Both the Fort Collins brewery and Anheuser-Busch’s Nutri-Turf land application sites have achieved Wildlife Habitat Council certification. Currently nine Anheuser-Busch facilities have earned this recognition. In addition, Anheuser-Busch’s Fort Collins facilities have also been named Corporate Lands for Learning (CLL) sites and will be using on-site wildlife habitats for community education and Colorado State research. The CLL program is granted by the Wildlife Habitat Council and provides these designated sites with guidance on building, expanding and evaluating outreach programs.

Colorado State is collaborating with the Anheuser-Busch Fort Collins brewery on other on-going projects including partnering with scientists at the university and Platte River Power Authority to evaluate the use of alternative fuels. Additionally, the university is working with the brewery at its Nutri-Turf farm to grow biofuel crops and determine which crops work best as a reliable fuel source.

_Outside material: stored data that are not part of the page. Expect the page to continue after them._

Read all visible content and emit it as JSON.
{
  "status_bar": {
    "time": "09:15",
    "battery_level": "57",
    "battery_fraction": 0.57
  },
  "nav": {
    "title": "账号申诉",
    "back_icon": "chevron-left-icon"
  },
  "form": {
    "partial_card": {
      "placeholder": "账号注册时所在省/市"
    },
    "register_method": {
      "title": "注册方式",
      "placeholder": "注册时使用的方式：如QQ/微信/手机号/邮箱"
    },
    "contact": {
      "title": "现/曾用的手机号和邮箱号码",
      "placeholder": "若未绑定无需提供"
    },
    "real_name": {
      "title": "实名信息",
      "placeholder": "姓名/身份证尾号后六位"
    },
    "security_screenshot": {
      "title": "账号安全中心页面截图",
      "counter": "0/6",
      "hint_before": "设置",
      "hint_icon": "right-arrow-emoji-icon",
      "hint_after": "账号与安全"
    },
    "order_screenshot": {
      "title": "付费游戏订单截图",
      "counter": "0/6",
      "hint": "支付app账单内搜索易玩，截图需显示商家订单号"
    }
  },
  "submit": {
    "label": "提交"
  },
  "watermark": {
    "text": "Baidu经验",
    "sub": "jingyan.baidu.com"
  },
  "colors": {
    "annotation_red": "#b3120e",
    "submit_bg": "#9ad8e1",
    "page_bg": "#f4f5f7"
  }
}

The Nutri-Turf farm is an important component of the Anheuser-Busch brewery. At the farm, employees apply nutrient-rich leftover water from the brewing process to help grow renewable biofuel crops. The facility is located six miles east of the brewery on 7,000 fenced acres of which 1,734 acres are under cultivation and irrigated with 38 water dispersing center pivots. Wheat, alfalfa and corn are the principal crops grown for cattle feed. This year, renewable energy crops - canola and camelina - were successfully planted and harvested, leading the company to investigate dedicating additional acreage to this fossil fuel replacement in the future.